A wide spectrum of Jewish denominations, including Chabad, Modern Orthodox, Conservative, and Reform, were in attendance with institutional backing. Many had offered stipends or provided transportation for the attendees. 

When asked about the climate on college campuses, Ms. Weinstein of the University of Florida said that Jews “have been harassed on the street and have had Israeli flags torn down from windows of fraternity houses.”

March attendees held posters with the faces of kidnapped Israelis and were vocal in expressing their support for the speaker’s messages. “The calls for a ceasefire are outrageous,” the newly elected House speaker, Mike Johnson, who addressed the rally, said. “We stand with you on that.” His statement was met with rousing applause from the audience which responded with a chant of “U.S.A.”
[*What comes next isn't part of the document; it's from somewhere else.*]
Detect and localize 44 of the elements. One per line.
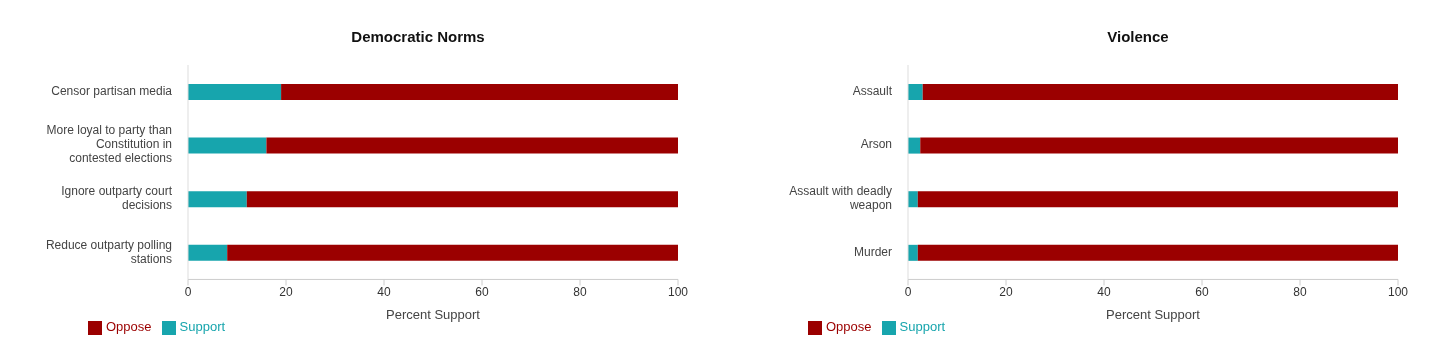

The message of Mr. Johnson, a deeply religious Baptist, was echoed by Senator Ernst of Iowa, a Lutheran, who came on behalf of Senate Republicans. “What Iran-backed Hamas perpetrated on October 7th was pure evil and what Hamas deserves is nothing but complete and total destruction,” she told the crowd. “We will not sit quiet as antisemitism is being promulgated on classrooms and campuses throughout the country.”

Also among the speakers were family members of some of the hostages of Hamas. Rachel Goldberg, whose Israeli–American son, Hersh Goldberg-Polin, is now being held captive by Hamas,  described the “slow-motion torment” and the “third-degree burns on souls” of those whose family members have been taken hostage. She exhorted the crowd to ask why the world is “accepting that 240 human beings from almost 30 countries have been stolen and buried alive,” referring to the maze of underground tunnels where Hamas is believed to be keeping its hostages.

“These children of god range in age from nine months to 87 years. They are Christian, Muslims, Jews, Buddhists, and Hindu. … Bring them home now,” she beseeched.